New Publication: By any memes necessary? Small political acts, incidental exposure and memes during the 2017 UK general election

I’m pleased to announce a new publication, alongside Rosalynd Southern, titled: ‘By any memes necessary? Small political acts, incidental exposure and memes during the 2017 UK general election’, in The British Journal of Politics and International Relations.

This research is an important step into understanding the role that new media forms (and digital cultures) have in political communication and campaigns. Taking data from the 2017GE, we look at the types of memes shared, who is sharing them, to what level are these posters and audience viewers engaged in politics, and finally how successful are these memes in conveying political information.

The Conservatives heavily utilised memes in the 2019 general election to promote campaign messages. Here is one such example – “BorisWave”

We find that political memes are a highly shared and engaged in media form during the political campaign, and goes some way to inform meme audiences about political matters. The paper has significant relevance when trying to understand the approach the Conservative and Labour parties in the 2019 General Election in the use of memes. I look forward to what the 2024 GE has to offer! I wont lie, it was a really fun paper to write alongside Ros, chiefly because I could get away with looking at funny memes for a week or so.

Following the 2017 UK general election, there was much debate about the so-called ‘youthquake’, or increase in youth turnout (YouGov).

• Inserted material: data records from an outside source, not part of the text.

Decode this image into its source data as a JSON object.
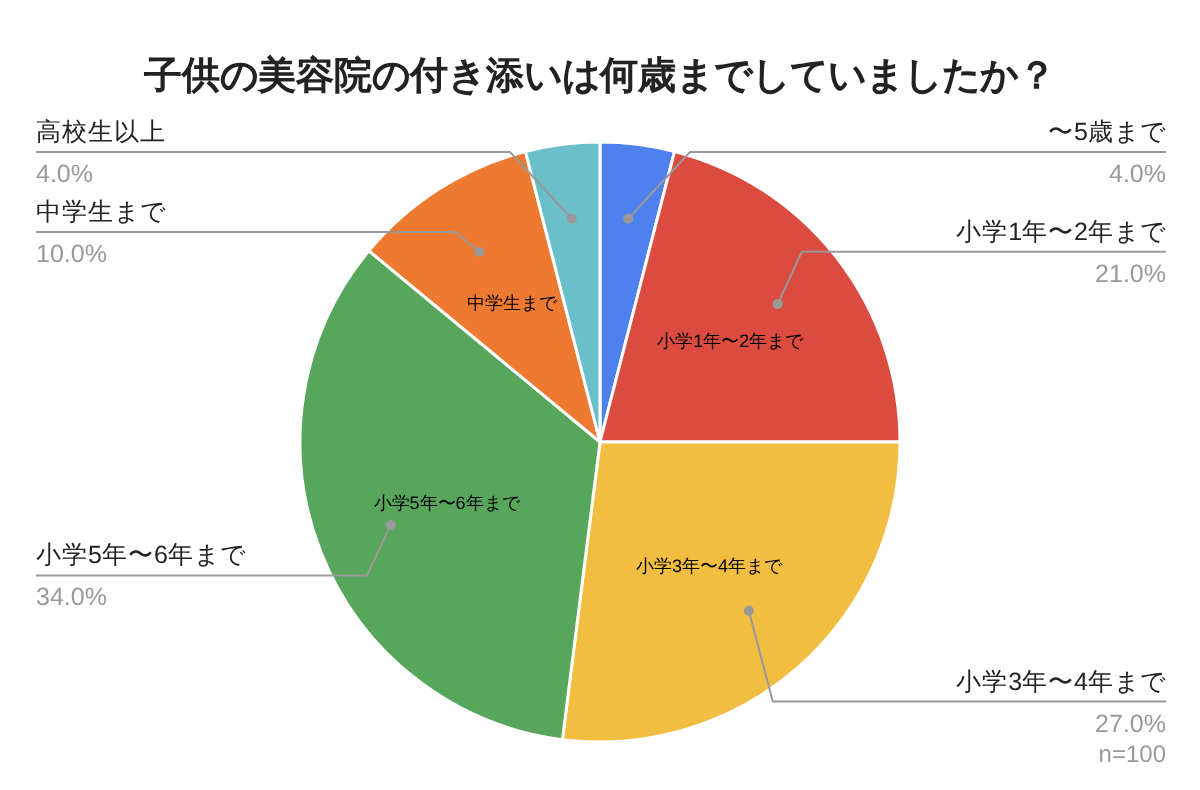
{
  "chart_data": {
    "type": "pie",
    "title": "子供の美容院の付き添いは何歳までしていましたか？",
    "categories": [
      "〜5歳まで",
      "小学1年〜2年まで",
      "小学3年〜4年まで",
      "小学5年〜6年まで",
      "中学生まで",
      "高校生以上"
    ],
    "values": [
      4,
      21,
      27,
      34,
      10,
      4
    ],
    "colors": [
      "#4e80ee",
      "#db4b3f",
      "#f2be42",
      "#58a65c",
      "#ee7a32",
      "#6bbfc9"
    ],
    "value_labels": [
      "4.0%",
      "21.0%",
      "27.0%",
      "34.0%",
      "10.0%",
      "4.0%"
    ],
    "annotations": [
      "n=100"
    ]
  }
}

Some journalists claimed it was the ‘. . . memes wot won it’. This article seeks to understand the role of memes during political campaigns. Combining meta-data and content analysis, this article aims to answer three questions. First, who creates political memes? Second, what is the level of engagement with political memes and who engages with them? Finally, can any meaningful political information be derived from memes? The findings here suggest that by far the most common producers of memes were citizens suggesting that memes may be a form of citizen-initiated political participation. There was a high level of engagement with memes with almost half a million shares in our sample. However, the level of policy information in memes was low suggesting they are unlikely to increase political knowledge.